Парню было сделано предупреждение. Томас не сводил с него глаз. Может ли быть, что этот щуплый паренек — Эде? С глазами, как две голубоватые капли, которые его околдовали когда-то, завлекли в лес и еще бог знает куда, Эде, годы назад погасивший его память, сожравший его душу. Эде — этот жалкий, ничтожный малец, сидящий там у стены? Неужто он и теперь так же награждает или наказывает Пими? Ничего, ничего общего у меня с ними больше нет. Ничего во мне от них не осталось, и от прошлого — ничего. И все-таки что-то, видно, осталось, раз мы все здесь. Справедливо ли то, что сейчас сказал председательствующий:
— Мальчишки выросли и стали ворами, тогда как Томас Хельгер сделался добропорядочным рабочим. Они по-прежнему живут ложью и обманом. Можно ли сказать, что они неисправимы? Нет, по-моему, понятия неисправимости не существует. Во всяком случае, мы в таковое не верим. Но они наносят вред нашему обществу. И без сомнения, представляют опасность для молодых людей, которых с помощью всевозможных ухищрений силятся завлечь в свои сети.
Это он меня подразумевает, подумал Томас, но то была лишь мимолетная мысль. Он заметил Сильвию, во тьме его берлинской ночи ему почудилось, что она похожа на Лину. Не так сильно изменившаяся, как Пими, но измученная и похудевшая, она тоже сидела на скамье подсудимых.
— Мы успели проверить ваши показания, Томас Хельгер, — сказал председательствующий, — и они подтвердились. Советуем вам впредь избегать общения со столь сомнительными приятелями. Можете отправляться домой.

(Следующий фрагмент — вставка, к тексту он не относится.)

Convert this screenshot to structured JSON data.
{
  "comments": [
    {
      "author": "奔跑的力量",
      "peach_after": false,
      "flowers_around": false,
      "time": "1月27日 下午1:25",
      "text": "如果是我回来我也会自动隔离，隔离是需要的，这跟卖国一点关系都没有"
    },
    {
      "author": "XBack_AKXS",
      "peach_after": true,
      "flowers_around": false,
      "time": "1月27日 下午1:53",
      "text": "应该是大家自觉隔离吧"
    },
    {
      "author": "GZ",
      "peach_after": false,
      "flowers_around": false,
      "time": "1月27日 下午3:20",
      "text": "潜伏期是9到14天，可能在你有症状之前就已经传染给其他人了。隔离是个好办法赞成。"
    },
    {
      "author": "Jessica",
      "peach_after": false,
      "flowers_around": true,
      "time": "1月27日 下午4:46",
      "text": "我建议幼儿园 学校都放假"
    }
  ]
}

Хотел бы я знать, пронеслось в голове Томаса, где мой дом? Что такое дом? Он давно уже об этом не задумывался. Наверно, нигде. Едва достигнув возраста, когда начинают размышлять на такие темы, он почувствовал, что чья-то рука властно взяла его и повела. И кроме этой руки, ничего у него не было, с тех пор как он уехал из Грейльсгейма. Разве что кровать у Эндерсов? Роберт? Но Роберт тоже его покинул.

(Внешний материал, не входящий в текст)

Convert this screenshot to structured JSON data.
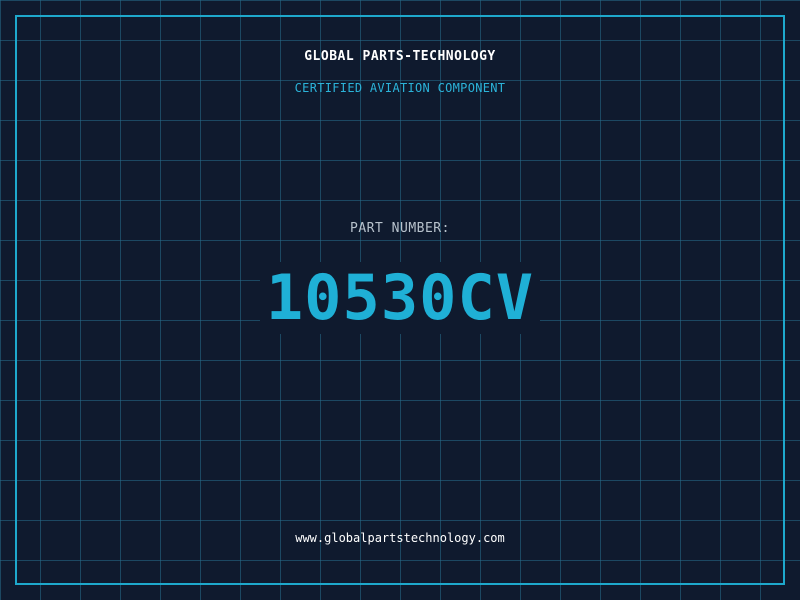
{
  "badge": {
    "company": "GLOBAL PARTS-TECHNOLOGY",
    "subtitle": "CERTIFIED AVIATION COMPONENT",
    "part_label": "PART NUMBER:",
    "part_number": "10530CV",
    "website": "www.globalpartstechnology.com"
  },
  "colors": {
    "background": "#0f1a2e",
    "grid": "#266e8c",
    "frame": "#1ea8cc",
    "accent": "#1fb0d6",
    "label": "#b8c2cc",
    "text": "#ffffff"
  }
}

А теперь вахмистр, вероятно тот самый, что препроводил или загнал его в зал, сделал небрежный жест рукою: выход вон там.
Покидая зал, Томас еще раз окинул взглядом скамью подсудимых. Вот и все, что осталось от банды. На ней сидели Пими, Сильвия и Эде. Да еще тот малый с короткой шеей, которого бы он, вероятно, узнал, продлись этот нелепый сон еще несколько мгновений. Но его принудили выйти из зала, точно так же, как принудили в него войти. Тяжко было у него на душе, когда он очутился один на лестнице. А ведь с ним обошлись не плохо, скорее, по-доброму, справедливо.
В чем я виноват? Они должны здесь остаться, а мне предложено уйти. Что-то тут не так. Они ничуть не изменились. А я, я стал другим.
Хотя Томаса никто больше ни в чем не подозревал и ни один человек не сомневался в его невиновности, жизнь его полностью переменилась.